Em 2004, após 24 anos como único psiquiatra da Secretaria de Saúde de Florianópolis, novos psiquiatras começaram a ser contratados: Jaime Crespin por primeiro; Evelyn, Sonia, André, Daniel, Sérgio, Ana Paula e os outros nos anos seguintes. Em 2007, com a descentralização das ações de Saúde Mental e de AIDS, e com o fim do Ambulatório de DST/AIDS, fiquei lotado no Ambulatório de Saúde Mental da Policlínica Centro e no CAPS Ponta do Coral.

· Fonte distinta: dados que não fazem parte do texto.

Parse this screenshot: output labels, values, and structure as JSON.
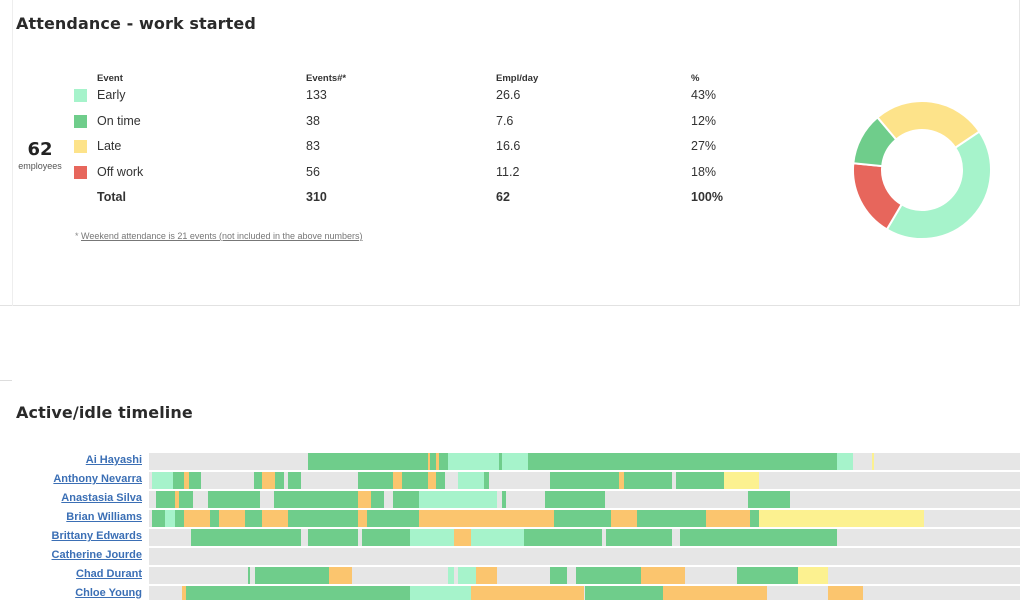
{
  "attendance": {
    "title": "Attendance - work started",
    "employees_count": "62",
    "employees_label": "employees",
    "columns": {
      "event": "Event",
      "events": "Events#*",
      "empl_day": "Empl/day",
      "pct": "%"
    },
    "rows": [
      {
        "label": "Early",
        "events": "133",
        "empl_day": "26.6",
        "pct": "43%",
        "color": "#a6f3cb",
        "value": 133
      },
      {
        "label": "On time",
        "events": "38",
        "empl_day": "7.6",
        "pct": "12%",
        "color": "#6fcd8b",
        "value": 38
      },
      {
        "label": "Late",
        "events": "83",
        "empl_day": "16.6",
        "pct": "27%",
        "color": "#fde38a",
        "value": 83
      },
      {
        "label": "Off work",
        "events": "56",
        "empl_day": "11.2",
        "pct": "18%",
        "color": "#e7665c",
        "value": 56
      }
    ],
    "total": {
      "label": "Total",
      "events": "310",
      "empl_day": "62",
      "pct": "100%"
    },
    "footnote_prefix": "* ",
    "footnote_link": "Weekend attendance is 21 events (not included in the above numbers)"
  },
  "timeline": {
    "title": "Active/idle timeline",
    "colors": {
      "active": "#6fcd8b",
      "idle": "#fbc56e",
      "light": "#a6f3cb",
      "pale": "#fcf190",
      "empty": "#e6e6e6"
    },
    "rows": [
      {
        "name": "Ai Hayashi",
        "segments": [
          [
            "active",
            0.182,
            0.32
          ],
          [
            "idle",
            0.32,
            0.323
          ],
          [
            "active",
            0.323,
            0.33
          ],
          [
            "idle",
            0.33,
            0.333
          ],
          [
            "active",
            0.333,
            0.343
          ],
          [
            "light",
            0.343,
            0.402
          ],
          [
            "active",
            0.402,
            0.405
          ],
          [
            "light",
            0.405,
            0.435
          ],
          [
            "active",
            0.435,
            0.79
          ],
          [
            "light",
            0.79,
            0.808
          ],
          [
            "pale",
            0.83,
            0.832
          ]
        ]
      },
      {
        "name": "Anthony Nevarra",
        "segments": [
          [
            "light",
            0.003,
            0.028
          ],
          [
            "active",
            0.028,
            0.04
          ],
          [
            "idle",
            0.04,
            0.046
          ],
          [
            "active",
            0.046,
            0.06
          ],
          [
            "active",
            0.12,
            0.13
          ],
          [
            "idle",
            0.13,
            0.145
          ],
          [
            "active",
            0.145,
            0.155
          ],
          [
            "active",
            0.16,
            0.175
          ],
          [
            "active",
            0.24,
            0.28
          ],
          [
            "idle",
            0.28,
            0.29
          ],
          [
            "active",
            0.29,
            0.32
          ],
          [
            "idle",
            0.32,
            0.33
          ],
          [
            "active",
            0.33,
            0.34
          ],
          [
            "light",
            0.355,
            0.385
          ],
          [
            "active",
            0.385,
            0.39
          ],
          [
            "active",
            0.46,
            0.54
          ],
          [
            "idle",
            0.54,
            0.545
          ],
          [
            "active",
            0.545,
            0.6
          ],
          [
            "active",
            0.605,
            0.66
          ],
          [
            "pale",
            0.66,
            0.7
          ]
        ]
      },
      {
        "name": "Anastasia Silva",
        "segments": [
          [
            "active",
            0.008,
            0.03
          ],
          [
            "idle",
            0.03,
            0.035
          ],
          [
            "active",
            0.035,
            0.05
          ],
          [
            "active",
            0.068,
            0.128
          ],
          [
            "active",
            0.143,
            0.24
          ],
          [
            "idle",
            0.24,
            0.255
          ],
          [
            "active",
            0.255,
            0.27
          ],
          [
            "active",
            0.28,
            0.31
          ],
          [
            "light",
            0.31,
            0.4
          ],
          [
            "active",
            0.405,
            0.41
          ],
          [
            "active",
            0.455,
            0.523
          ],
          [
            "active",
            0.688,
            0.736
          ]
        ]
      },
      {
        "name": "Brian Williams",
        "segments": [
          [
            "active",
            0.003,
            0.018
          ],
          [
            "light",
            0.018,
            0.03
          ],
          [
            "active",
            0.03,
            0.04
          ],
          [
            "idle",
            0.04,
            0.07
          ],
          [
            "active",
            0.07,
            0.08
          ],
          [
            "idle",
            0.08,
            0.11
          ],
          [
            "active",
            0.11,
            0.13
          ],
          [
            "idle",
            0.13,
            0.16
          ],
          [
            "active",
            0.16,
            0.24
          ],
          [
            "idle",
            0.24,
            0.25
          ],
          [
            "active",
            0.25,
            0.31
          ],
          [
            "idle",
            0.31,
            0.465
          ],
          [
            "active",
            0.465,
            0.53
          ],
          [
            "idle",
            0.53,
            0.56
          ],
          [
            "active",
            0.56,
            0.64
          ],
          [
            "idle",
            0.64,
            0.69
          ],
          [
            "active",
            0.69,
            0.7
          ],
          [
            "pale",
            0.7,
            0.89
          ]
        ]
      },
      {
        "name": "Brittany Edwards",
        "segments": [
          [
            "active",
            0.048,
            0.175
          ],
          [
            "active",
            0.182,
            0.24
          ],
          [
            "active",
            0.245,
            0.3
          ],
          [
            "light",
            0.3,
            0.35
          ],
          [
            "idle",
            0.35,
            0.37
          ],
          [
            "light",
            0.37,
            0.43
          ],
          [
            "active",
            0.43,
            0.52
          ],
          [
            "active",
            0.525,
            0.6
          ],
          [
            "active",
            0.61,
            0.79
          ]
        ]
      },
      {
        "name": "Catherine Jourde",
        "segments": []
      },
      {
        "name": "Chad Durant",
        "segments": [
          [
            "active",
            0.114,
            0.116
          ],
          [
            "active",
            0.122,
            0.14
          ],
          [
            "active",
            0.14,
            0.175
          ],
          [
            "active",
            0.175,
            0.207
          ],
          [
            "idle",
            0.207,
            0.233
          ],
          [
            "light",
            0.343,
            0.35
          ],
          [
            "light",
            0.355,
            0.375
          ],
          [
            "idle",
            0.375,
            0.4
          ],
          [
            "active",
            0.46,
            0.48
          ],
          [
            "active",
            0.49,
            0.565
          ],
          [
            "idle",
            0.565,
            0.615
          ],
          [
            "active",
            0.675,
            0.745
          ],
          [
            "pale",
            0.745,
            0.78
          ]
        ]
      },
      {
        "name": "Chloe Young",
        "segments": [
          [
            "idle",
            0.038,
            0.042
          ],
          [
            "active",
            0.042,
            0.06
          ],
          [
            "active",
            0.06,
            0.3
          ],
          [
            "light",
            0.3,
            0.37
          ],
          [
            "idle",
            0.37,
            0.5
          ],
          [
            "active",
            0.5,
            0.59
          ],
          [
            "idle",
            0.59,
            0.61
          ],
          [
            "idle",
            0.61,
            0.71
          ],
          [
            "idle",
            0.78,
            0.82
          ]
        ]
      }
    ]
  }
}
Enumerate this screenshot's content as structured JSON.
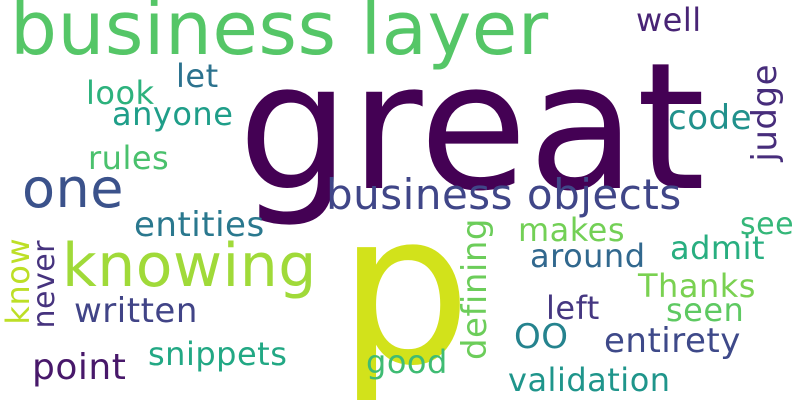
{
  "words": {
    "business_layer": {
      "text": "business layer",
      "color": "#55c667"
    },
    "great": {
      "text": "great",
      "color": "#440154"
    },
    "p": {
      "text": "p",
      "color": "#d2e21b"
    },
    "one": {
      "text": "one",
      "color": "#3b528b"
    },
    "knowing": {
      "text": "knowing",
      "color": "#a0da39"
    },
    "business_objects": {
      "text": "business objects",
      "color": "#404688"
    },
    "well": {
      "text": "well",
      "color": "#482475"
    },
    "let": {
      "text": "let",
      "color": "#2c728e"
    },
    "look": {
      "text": "look",
      "color": "#2db27d"
    },
    "anyone": {
      "text": "anyone",
      "color": "#1f9e89"
    },
    "rules": {
      "text": "rules",
      "color": "#4ac16d"
    },
    "code": {
      "text": "code",
      "color": "#21918c"
    },
    "judge": {
      "text": "judge",
      "color": "#472d7b"
    },
    "entities": {
      "text": "entities",
      "color": "#2a788e"
    },
    "makes": {
      "text": "makes",
      "color": "#73d056"
    },
    "see": {
      "text": "see",
      "color": "#35b779"
    },
    "around": {
      "text": "around",
      "color": "#31688e"
    },
    "admit": {
      "text": "admit",
      "color": "#28ae80"
    },
    "thanks": {
      "text": "Thanks",
      "color": "#7ad151"
    },
    "seen": {
      "text": "seen",
      "color": "#5ec962"
    },
    "left": {
      "text": "left",
      "color": "#453781"
    },
    "written": {
      "text": "written",
      "color": "#414487"
    },
    "oo": {
      "text": "OO",
      "color": "#25838e"
    },
    "entirety": {
      "text": "entirety",
      "color": "#3e4989"
    },
    "snippets": {
      "text": "snippets",
      "color": "#22a884"
    },
    "point": {
      "text": "point",
      "color": "#48186a"
    },
    "good": {
      "text": "good",
      "color": "#3fbc73"
    },
    "validation": {
      "text": "validation",
      "color": "#1f958b"
    },
    "defining": {
      "text": "defining",
      "color": "#6ccd5a"
    },
    "know": {
      "text": "know",
      "color": "#bddf26"
    },
    "never": {
      "text": "never",
      "color": "#46337e"
    }
  }
}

Em 2007, após a divulgação das conclusões do Painel Intergovernamental de Mudanças Climáticas (IPCC) da ONU sobre o aquecimento global, intensifiquei estudos e iniciei a divulgação de materiais ecológicos via internet, culminando com a organização, em março de 2009, do blog GaiaNet (gaianet.com), que eu edito até hoje. Também em 2007, o Ministério da Saúde estimulou a organização de Políticas Municipais de Saúde Ambiental, tema que passei a aprofundar. Para isto, iniciei o encerramento de minha atividade psiquiátrica privada, que se caracterizou, desde 1986, por consultas domiciliares, concluindo este processo em 2011.

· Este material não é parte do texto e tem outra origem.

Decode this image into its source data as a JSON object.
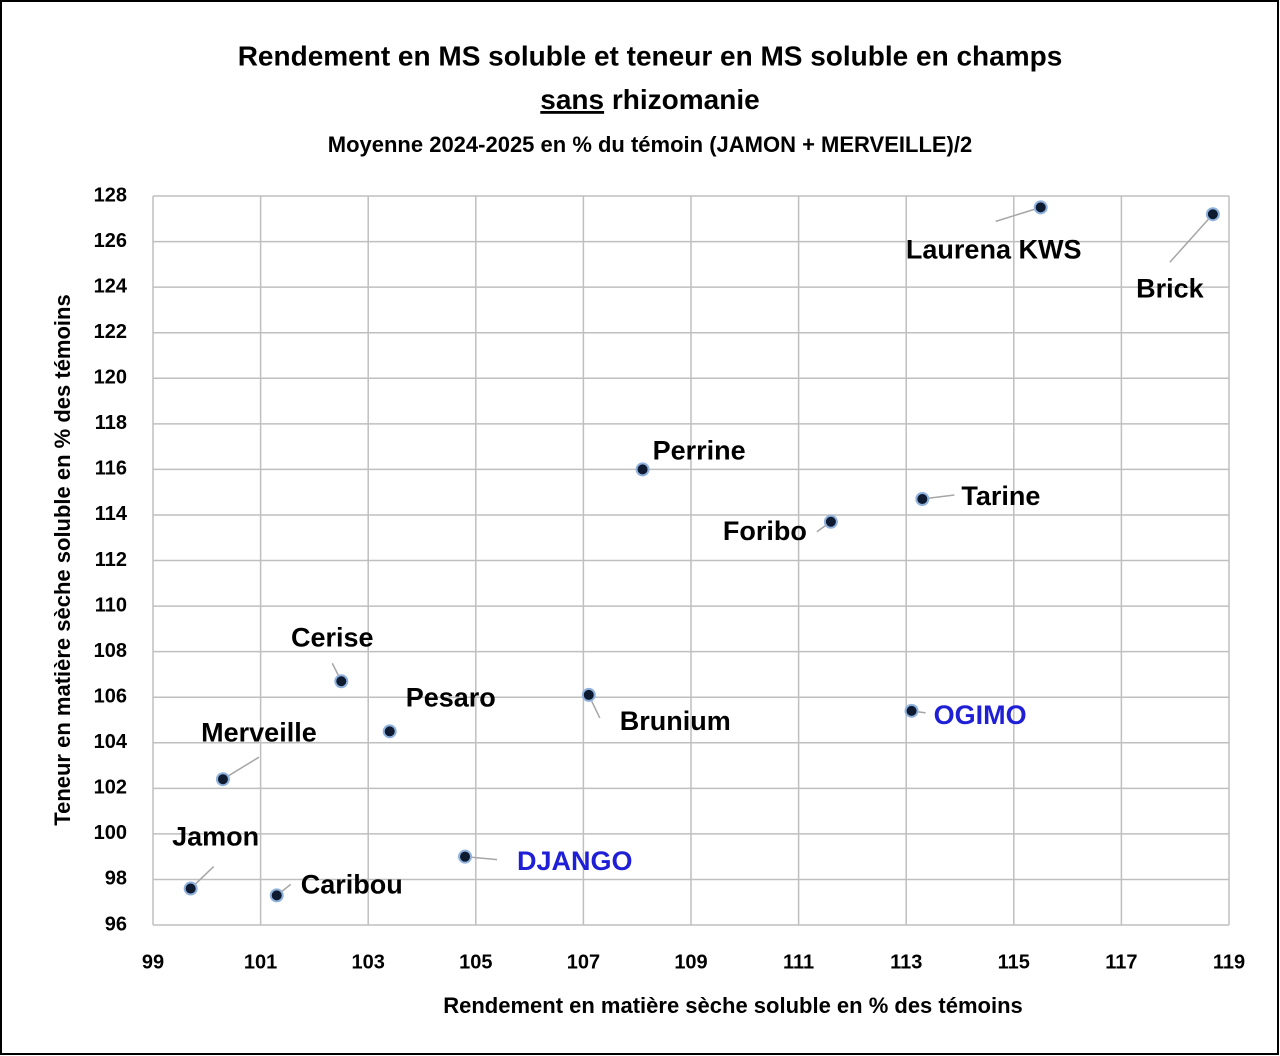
{
  "chart_data": {
    "type": "scatter",
    "title": "Rendement en MS soluble et teneur en MS soluble en champs",
    "title2_underlined": "sans",
    "title2": "rhizomanie",
    "subtitle": "Moyenne 2024-2025 en % du témoin (JAMON + MERVEILLE)/2",
    "x_label": "Rendement en matière sèche soluble en % des témoins",
    "y_label": "Teneur en matière sèche soluble en % des témoins",
    "point_labels": [
      "Laurena KWS",
      "Brick",
      "Perrine",
      "Tarine",
      "Foribo",
      "Cerise",
      "Brunium",
      "Pesaro",
      "OGIMO",
      "Merveille",
      "DJANGO",
      "Jamon",
      "Caribou"
    ],
    "x": [
      115.5,
      118.7,
      108.1,
      113.3,
      111.6,
      102.5,
      107.1,
      103.4,
      113.1,
      100.3,
      104.8,
      99.7,
      101.3
    ],
    "y": [
      127.5,
      127.2,
      116.0,
      114.7,
      113.7,
      106.7,
      106.1,
      104.5,
      105.4,
      102.4,
      99.0,
      97.6,
      97.3
    ],
    "label_colors": [
      "#000000",
      "#000000",
      "#000000",
      "#000000",
      "#000000",
      "#000000",
      "#000000",
      "#000000",
      "#1f1fd6",
      "#000000",
      "#1f1fd6",
      "#000000",
      "#000000"
    ],
    "marker_color": "#0d1a30",
    "marker_edge": "#8fb1dc",
    "xlim": [
      99,
      119
    ],
    "xticks": [
      99,
      101,
      103,
      105,
      107,
      109,
      111,
      113,
      115,
      117,
      119
    ],
    "ylim": [
      96,
      128
    ],
    "yticks": [
      96,
      98,
      100,
      102,
      104,
      106,
      108,
      110,
      112,
      114,
      116,
      118,
      120,
      122,
      124,
      126,
      128
    ],
    "grid": true
  }
}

Em 2009 encerrei minhas atividades no CAPS Ponta do Coral e, com a intenção de trabalhar com saúde ambiental no SUS, fui lotado na Diretoria de Vigilância em Saúde. Durante minha permanência nesta Diretoria, participei da organização e implantação, no SUS de Florianópolis, da atenção à gripe A e das Práticas Integrativas e Complementares (PICs), e fui o representante da Secretaria no Fórum de Gestão dos Resíduos Sólidos Urbanos (GIRS), onde continuo a participar. Em janeiro de 2011 assumi a Diretoria do Centro de Controle de Zoonoses (CCZ). Porém, no início de 2012 as dificuldades técnicas e políticas entre as diretorias da Secretaria de Saúde de Florianópolis se intensificaram, em detrimento das convenientes ações de saúde pública e de saúde ambiental do CCZ e da Secretaria. Para honrar e valorizar os esforços, a união, e a lealdade da diretoria colegiada do Centro de Controle das Zoonoses, que eu implantara e coordenava, em junho de 2012 decidimos pela apresentação de meus pedidos de exoneração da direção do CCZ e de aposentadoria. Após um ano de férias e de licenças prêmios, desde 28 de junho de 2013 sou oficialmente “Inativo – Sec. de Saúde – tabela-classe-nível 6-10-20”, o nível máximo de um médico da Prefeitura Municipal de Florianópolis.
Após 42 anos na Saúde e 33 anos como servidor público, continuo servindo assessorando ONGs que lutam contra a AIDS, como membro do Grupo de Gerenciamento dos Resíduos Sólidos Urbanos de Florianópolis – GIRS, como Secretário do Grupo para a Gestão e Estudo de Projetos em Educação Ambiental para o Estado de Santa Catarina – Grupo GEPEA – SC, como editor de GaiaNet e, como diz o Doutor James Lovelock, como médico planetário.
Se necessário, continuarei servindo na coordenação do Grupo de Ação e Informação Ambiental – GAIA – e do Núcleo Florianópolis de GAIA – Gaia Floripa – que idealizei em 2007 como prováveis instrumentos coletivos úteis no futuro, que, pelo que se percebe, exigirá muito de tudo e de todos.